Quando si parla di elettroterapia in fisioterapia, ci si riferisce a un insieme di tecniche che utilizzano correnti elettriche per agire sui tessuti biologici. Tra queste, la stimolazione neuromuscolare (cioè l’applicazione di impulsi elettrici per indurre la contrazione muscolare) è uno degli strumenti più importanti nella riabilitazione neurologica e post-traumatica.

Si distinguono due situazioni cliniche profondamente diverse:

  • Muscoli normo-innervati (normo-denervati): muscoli il cui nervo motore è integro ma che, per immobilizzazione, intervento chirurgico, dolore o semplice decondizionamento, hanno perso trofismo e forza. In questo caso si utilizza la corrente faradica o la stimolazione elettrica funzionale (FES/NMES), con impulsi brevi (< 1 ms) che attivano il nervo motore e inducono una contrazione muscolare fisiologica — simile a quella prodotta dal sistema nervoso.
  • Muscoli denervati: muscoli che hanno perso la connessione con il nervo motore (per lesione nervosa periferica, trauma, sezione chirurgica). In questo caso il nervo non c’è o non conduce: la corrente deve agire direttamente sulla fibra muscolare. Sono necessari impulsi molto più lunghi (da 50 ms fino a centinaia di ms) e di forma triangolare o rettangolare — i parametri fisiologici del nervo intatto non si applicano al muscolo denervato, e un apparecchio TENS standard non è adatto a questo trattamento.

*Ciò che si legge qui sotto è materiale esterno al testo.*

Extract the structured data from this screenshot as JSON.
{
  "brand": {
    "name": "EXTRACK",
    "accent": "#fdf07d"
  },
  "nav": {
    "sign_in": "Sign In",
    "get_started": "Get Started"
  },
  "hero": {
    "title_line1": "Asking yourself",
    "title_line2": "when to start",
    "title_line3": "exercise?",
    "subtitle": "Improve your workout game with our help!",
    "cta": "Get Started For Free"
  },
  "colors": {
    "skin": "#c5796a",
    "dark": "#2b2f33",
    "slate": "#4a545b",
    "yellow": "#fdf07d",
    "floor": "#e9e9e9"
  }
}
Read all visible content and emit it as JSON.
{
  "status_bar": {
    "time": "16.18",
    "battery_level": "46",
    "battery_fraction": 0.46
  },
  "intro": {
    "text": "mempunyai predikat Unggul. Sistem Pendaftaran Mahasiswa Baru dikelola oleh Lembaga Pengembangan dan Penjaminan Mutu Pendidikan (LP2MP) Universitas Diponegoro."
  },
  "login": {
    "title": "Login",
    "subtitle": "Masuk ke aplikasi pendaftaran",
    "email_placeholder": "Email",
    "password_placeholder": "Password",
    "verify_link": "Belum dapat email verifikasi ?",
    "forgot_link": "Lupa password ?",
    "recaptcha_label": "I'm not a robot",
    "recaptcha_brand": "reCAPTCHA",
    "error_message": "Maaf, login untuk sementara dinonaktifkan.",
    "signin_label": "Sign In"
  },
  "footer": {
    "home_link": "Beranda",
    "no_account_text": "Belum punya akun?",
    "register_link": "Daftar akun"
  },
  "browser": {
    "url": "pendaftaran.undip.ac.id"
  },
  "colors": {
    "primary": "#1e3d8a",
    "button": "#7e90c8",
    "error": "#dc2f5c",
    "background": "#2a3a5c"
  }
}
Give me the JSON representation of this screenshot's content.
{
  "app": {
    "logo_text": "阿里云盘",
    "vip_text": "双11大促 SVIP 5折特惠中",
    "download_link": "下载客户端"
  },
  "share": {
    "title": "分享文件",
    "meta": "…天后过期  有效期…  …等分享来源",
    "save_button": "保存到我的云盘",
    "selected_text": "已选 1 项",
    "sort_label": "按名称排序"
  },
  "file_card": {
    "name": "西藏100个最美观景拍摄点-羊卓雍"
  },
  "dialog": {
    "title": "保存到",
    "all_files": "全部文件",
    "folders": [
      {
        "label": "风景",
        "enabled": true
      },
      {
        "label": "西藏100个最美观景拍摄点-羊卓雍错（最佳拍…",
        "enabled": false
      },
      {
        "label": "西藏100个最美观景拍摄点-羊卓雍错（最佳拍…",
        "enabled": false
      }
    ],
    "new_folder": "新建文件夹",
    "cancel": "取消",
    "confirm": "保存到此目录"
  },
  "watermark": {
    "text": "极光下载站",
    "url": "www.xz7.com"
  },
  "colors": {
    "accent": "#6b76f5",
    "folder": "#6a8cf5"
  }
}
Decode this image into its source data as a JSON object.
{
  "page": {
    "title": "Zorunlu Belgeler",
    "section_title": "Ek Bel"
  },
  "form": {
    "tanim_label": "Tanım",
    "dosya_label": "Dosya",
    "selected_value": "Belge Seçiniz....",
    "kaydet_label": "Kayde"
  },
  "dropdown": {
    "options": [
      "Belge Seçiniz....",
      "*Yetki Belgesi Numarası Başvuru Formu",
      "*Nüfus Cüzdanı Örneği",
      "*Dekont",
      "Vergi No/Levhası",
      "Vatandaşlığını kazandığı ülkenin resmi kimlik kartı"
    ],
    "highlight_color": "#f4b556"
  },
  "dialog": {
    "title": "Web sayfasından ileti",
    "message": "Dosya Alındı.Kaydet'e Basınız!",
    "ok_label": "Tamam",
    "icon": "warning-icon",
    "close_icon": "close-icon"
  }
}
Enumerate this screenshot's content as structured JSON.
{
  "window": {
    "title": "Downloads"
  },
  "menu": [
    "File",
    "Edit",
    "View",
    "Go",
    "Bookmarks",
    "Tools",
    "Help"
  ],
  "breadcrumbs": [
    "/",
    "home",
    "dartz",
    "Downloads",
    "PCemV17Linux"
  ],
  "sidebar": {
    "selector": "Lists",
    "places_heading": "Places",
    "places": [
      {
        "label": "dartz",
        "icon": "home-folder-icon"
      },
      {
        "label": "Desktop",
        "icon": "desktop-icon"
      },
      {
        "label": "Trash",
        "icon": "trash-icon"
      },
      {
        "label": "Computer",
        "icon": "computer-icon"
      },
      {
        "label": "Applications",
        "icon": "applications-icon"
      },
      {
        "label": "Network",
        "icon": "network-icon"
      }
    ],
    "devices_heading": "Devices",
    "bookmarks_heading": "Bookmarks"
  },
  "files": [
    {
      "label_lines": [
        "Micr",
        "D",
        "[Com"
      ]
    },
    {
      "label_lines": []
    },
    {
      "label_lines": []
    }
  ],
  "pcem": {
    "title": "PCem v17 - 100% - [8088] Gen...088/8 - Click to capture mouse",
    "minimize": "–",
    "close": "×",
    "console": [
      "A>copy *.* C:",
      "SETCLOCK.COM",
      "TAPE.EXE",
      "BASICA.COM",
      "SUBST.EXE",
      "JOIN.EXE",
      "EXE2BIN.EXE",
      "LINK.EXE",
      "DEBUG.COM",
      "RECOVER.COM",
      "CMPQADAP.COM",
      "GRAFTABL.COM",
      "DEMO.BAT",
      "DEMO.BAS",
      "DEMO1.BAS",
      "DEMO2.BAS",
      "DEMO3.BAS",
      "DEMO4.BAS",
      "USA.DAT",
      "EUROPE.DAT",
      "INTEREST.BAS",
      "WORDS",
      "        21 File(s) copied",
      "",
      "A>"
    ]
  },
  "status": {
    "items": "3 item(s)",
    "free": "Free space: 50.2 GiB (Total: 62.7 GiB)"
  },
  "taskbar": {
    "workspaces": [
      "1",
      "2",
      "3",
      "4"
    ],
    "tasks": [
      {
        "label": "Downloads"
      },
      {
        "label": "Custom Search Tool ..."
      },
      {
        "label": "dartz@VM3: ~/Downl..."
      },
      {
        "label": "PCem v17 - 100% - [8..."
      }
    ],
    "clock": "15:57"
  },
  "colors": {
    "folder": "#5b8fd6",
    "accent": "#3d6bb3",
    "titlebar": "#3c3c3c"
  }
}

Elettroterapia di muscoli normo e denervati: come funziona

Come funziona questa tecnica nella pratica clinica?

Il fisioterapista posiziona gli elettrodi sulla cute in corrispondenza del punto motore del muscolo — il punto anatomico dove la concentrazione delle terminazioni nervose è massima e dove la risposta alla stimolazione è più efficiente. La localizzazione precisa del punto motore è fondamentale: un posizionamento scorretto riduce l’efficacia e può rendere il trattamento inefficace o scomodo.

I parametri vengono selezionati in base allo stato di innervazione del muscolo:

  • Per i muscoli normo-innervati si usano impulsi brevi e frequenti che attivano il nervo motore, producendo contrazioni tetaniche o fasiche controllate. L’intensità viene calibrata per ottenere una contrazione visibile ma non dolorosa.
  • Per i muscoli denervati si usano impulsi lunghi (minimo 50-100 ms), di forma specifica, a bassa frequenza — per dare tempo alla fibra muscolare di rispondere alla stimolazione diretta. Le sedute sono più lunghe e la risposta è visivamente meno evidente rispetto ai muscoli innervati, ma l’effetto trofico è reale e misurabile nel tempo.

Indicazioni: quando si usa l'elettrostimolazione neuromuscolare

L’elettroterapia di muscoli normo e denervati è indicata in un’ampia gamma di condizioni cliniche neurologiche e ortopediche.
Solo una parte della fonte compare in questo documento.